My pathway into a digital career
I discovered my passion for User Experience (UX) design while creating a website in a previous role at an Arts charity. I then studied UX design on an evening course.
I knew I wanted to pursue a career in designing digital products. The DCDP seemed tailor-made for me. I was keen to learn from experienced designers while being well guided and supported by a dedicated team. My project mentors have helped me understand my role and team and my career mentor has supported me in achieving my long-term goals.
I’ve really enjoyed working on both internal and public-facing projects, and in the process have learnt a lot about the challenges of the different phases of project delivery.

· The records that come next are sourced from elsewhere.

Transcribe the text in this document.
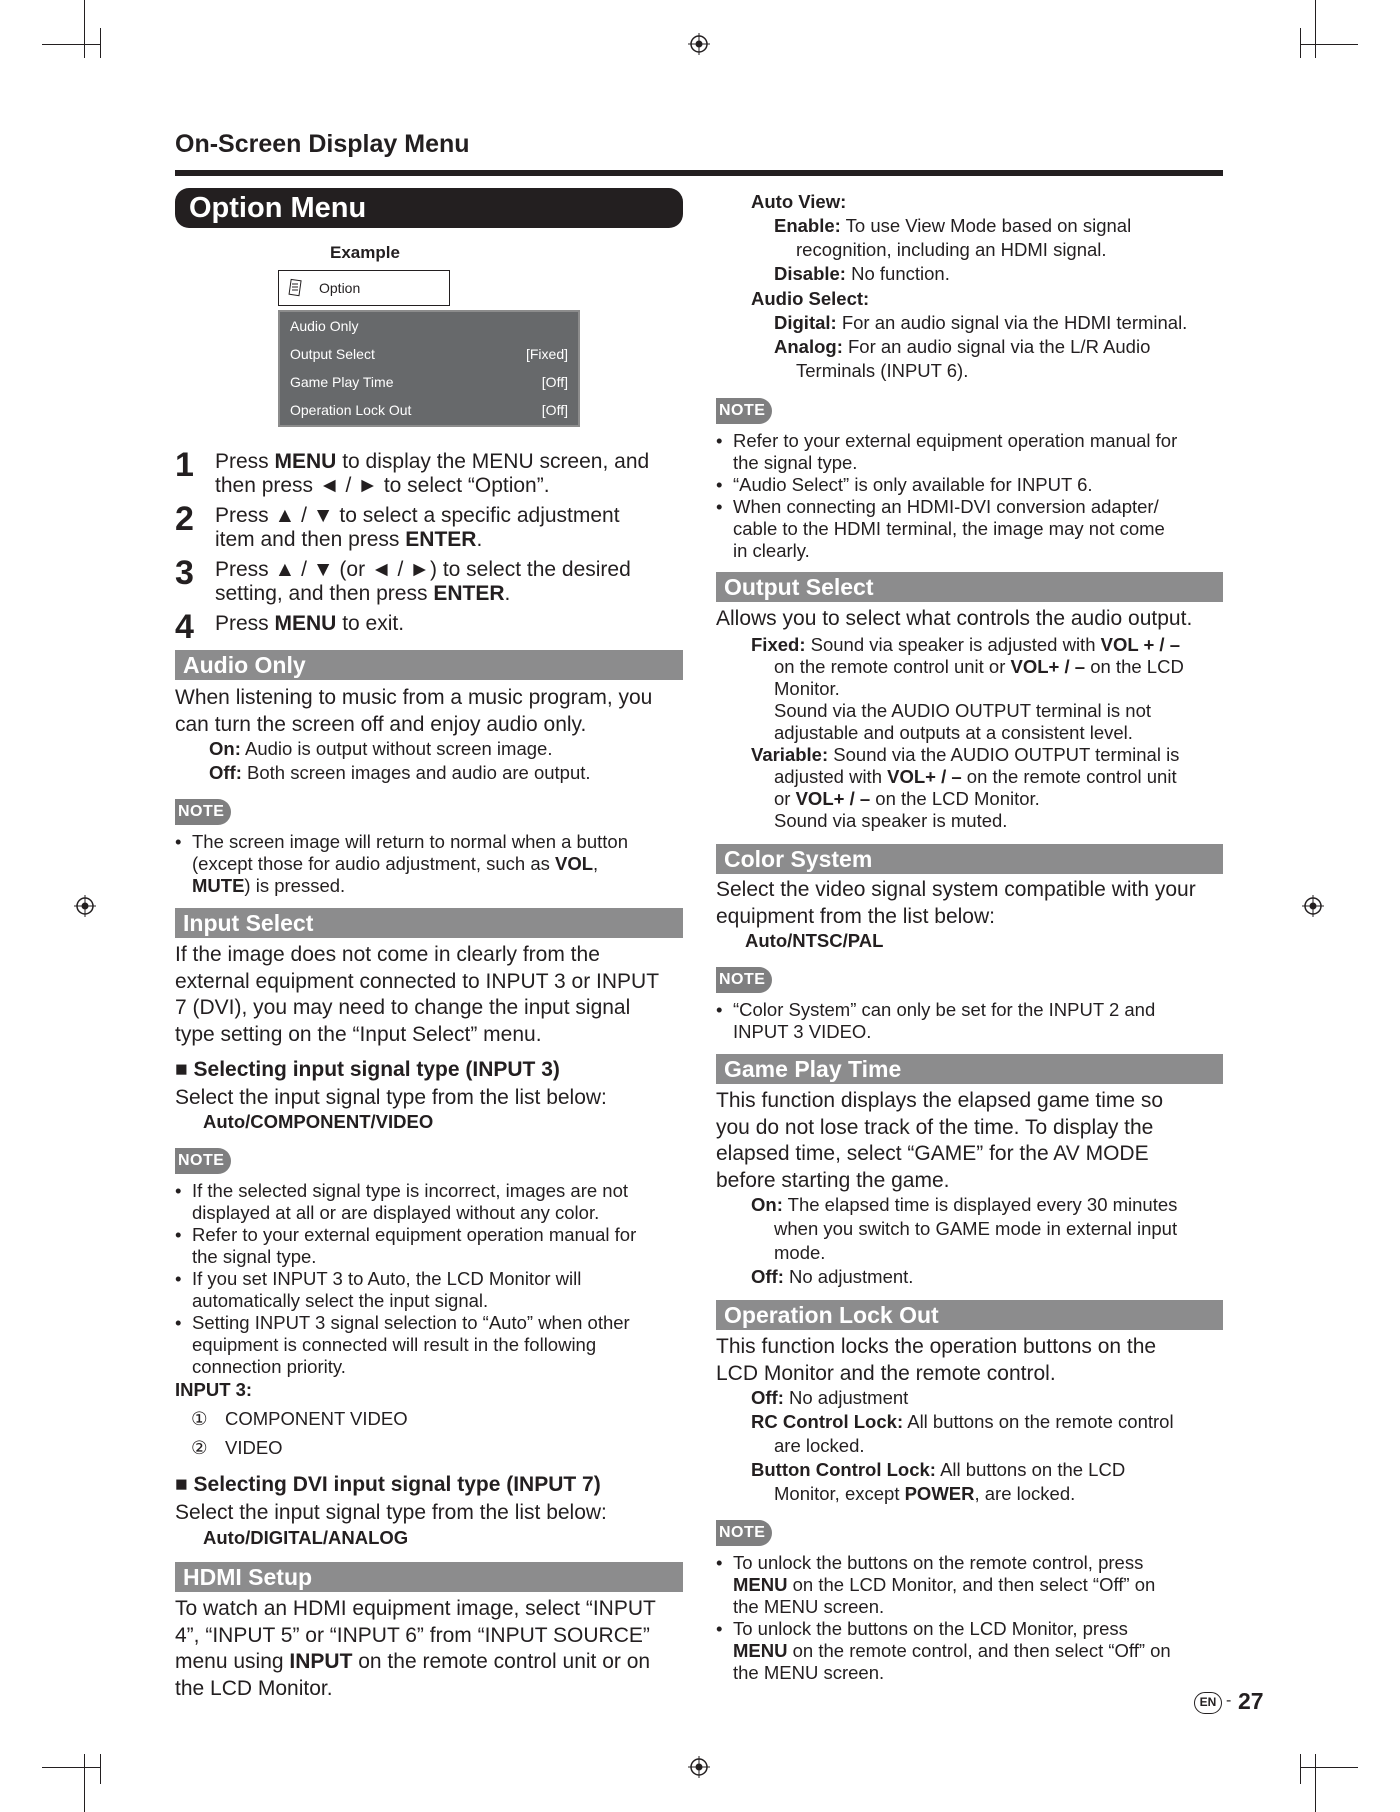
On-Screen Display Menu
Option Menu
Example
Option
Audio Only
Output Select	[Fixed]
Game Play Time	[Off]
Operation Lock Out	[Off]
1 Press MENU to display the MENU screen, and
then press ◄ / ► to select “Option”.
2 Press ▲ / ▼ to select a specific adjustment
item and then press ENTER.
3 Press ▲ / ▼ (or ◄ / ►) to select the desired
setting, and then press ENTER.
4 Press MENU to exit.
Audio Only
When listening to music from a music program, you
can turn the screen off and enjoy audio only.
On: Audio is output without screen image.
Off: Both screen images and audio are output.
NOTE
• The screen image will return to normal when a button
(except those for audio adjustment, such as VOL,
MUTE) is pressed.
Input Select
If the image does not come in clearly from the
external equipment connected to INPUT 3 or INPUT
7 (DVI), you may need to change the input signal
type setting on the “Input Select” menu.
■ Selecting input signal type (INPUT 3)
Select the input signal type from the list below:
Auto/COMPONENT/VIDEO
NOTE
• If the selected signal type is incorrect, images are not
displayed at all or are displayed without any color.
• Refer to your external equipment operation manual for
the signal type.
• If you set INPUT 3 to Auto, the LCD Monitor will
automatically select the input signal.
• Setting INPUT 3 signal selection to “Auto” when other
equipment is connected will result in the following
connection priority.
INPUT 3:
① COMPONENT VIDEO
② VIDEO
■ Selecting DVI input signal type (INPUT 7)
Select the input signal type from the list below:
Auto/DIGITAL/ANALOG
HDMI Setup
To watch an HDMI equipment image, select “INPUT
4”, “INPUT 5” or “INPUT 6” from “INPUT SOURCE”
menu using INPUT on the remote control unit or on
the LCD Monitor.
Auto View:
Enable: To use View Mode based on signal
recognition, including an HDMI signal.
Disable: No function.
Audio Select:
Digital: For an audio signal via the HDMI terminal.
Analog: For an audio signal via the L/R Audio
Terminals (INPUT 6).
NOTE
• Refer to your external equipment operation manual for
the signal type.
• “Audio Select” is only available for INPUT 6.
• When connecting an HDMI-DVI conversion adapter/
cable to the HDMI terminal, the image may not come
in clearly.
Output Select
Allows you to select what controls the audio output.
Fixed: Sound via speaker is adjusted with VOL + / –
on the remote control unit or VOL+ / – on the LCD
Monitor.
Sound via the AUDIO OUTPUT terminal is not
adjustable and outputs at a consistent level.
Variable: Sound via the AUDIO OUTPUT terminal is
adjusted with VOL+ / – on the remote control unit
or VOL+ / – on the LCD Monitor.
Sound via speaker is muted.
Color System
Select the video signal system compatible with your
equipment from the list below:
Auto/NTSC/PAL
NOTE
• “Color System” can only be set for the INPUT 2 and
INPUT 3 VIDEO.
Game Play Time
This function displays the elapsed game time so
you do not lose track of the time. To display the
elapsed time, select “GAME” for the AV MODE
before starting the game.
On: The elapsed time is displayed every 30 minutes
when you switch to GAME mode in external input
mode.
Off: No adjustment.
Operation Lock Out
This function locks the operation buttons on the
LCD Monitor and the remote control.
Off: No adjustment
RC Control Lock: All buttons on the remote control
are locked.
Button Control Lock: All buttons on the LCD
Monitor, except POWER, are locked.
NOTE
• To unlock the buttons on the remote control, press
MENU on the LCD Monitor, and then select “Off” on
the MENU screen.
• To unlock the buttons on the LCD Monitor, press
MENU on the remote control, and then select “Off” on
the MENU screen.
EN - 27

Dedicated time for learning and development
The programme is committed to learning and development. I’ve been able to carve out time to attend training and learn new coding skills. I’ve particularly enjoyed working on a project for a charity with my team where I developed my leadership skills and thrived on the challenge of designing a new app in a short period of time.
Many opportunities to work on interesting projects
My first placement on the DCDP was in the Police and Public Protection Technology Portfolio. I designed an internal case management system. I learnt how to prototype using the GOV.UK Prototype Kit and how to work in an agile delivery team of user-centred designers.
In my second placement in the Migration and Borders Technology Portfolio I created a web and app journey for a public-facing service. I created user journeys to understand where services needed to be improved.
Clear pathways for promotion
It’s possible to apply for a permanent position in the Home Office while on the DCDP. I applied to become a Junior Interaction Designer as soon as I was ready.
I’ve continued to learn new skills and take on greater design responsibility. I’ve contributed patterns to the Home Office Design System, undertaken agile courses and attended industry events such as UX London and a Women in Tech conference.
The programme and the broader community have provided me with invaluable support - I’ve recently been promoted to Interaction Designer! There are incredible prospects for growth and development in Digital Data and Technology at the Home Office and I’m excited to continue my journey here.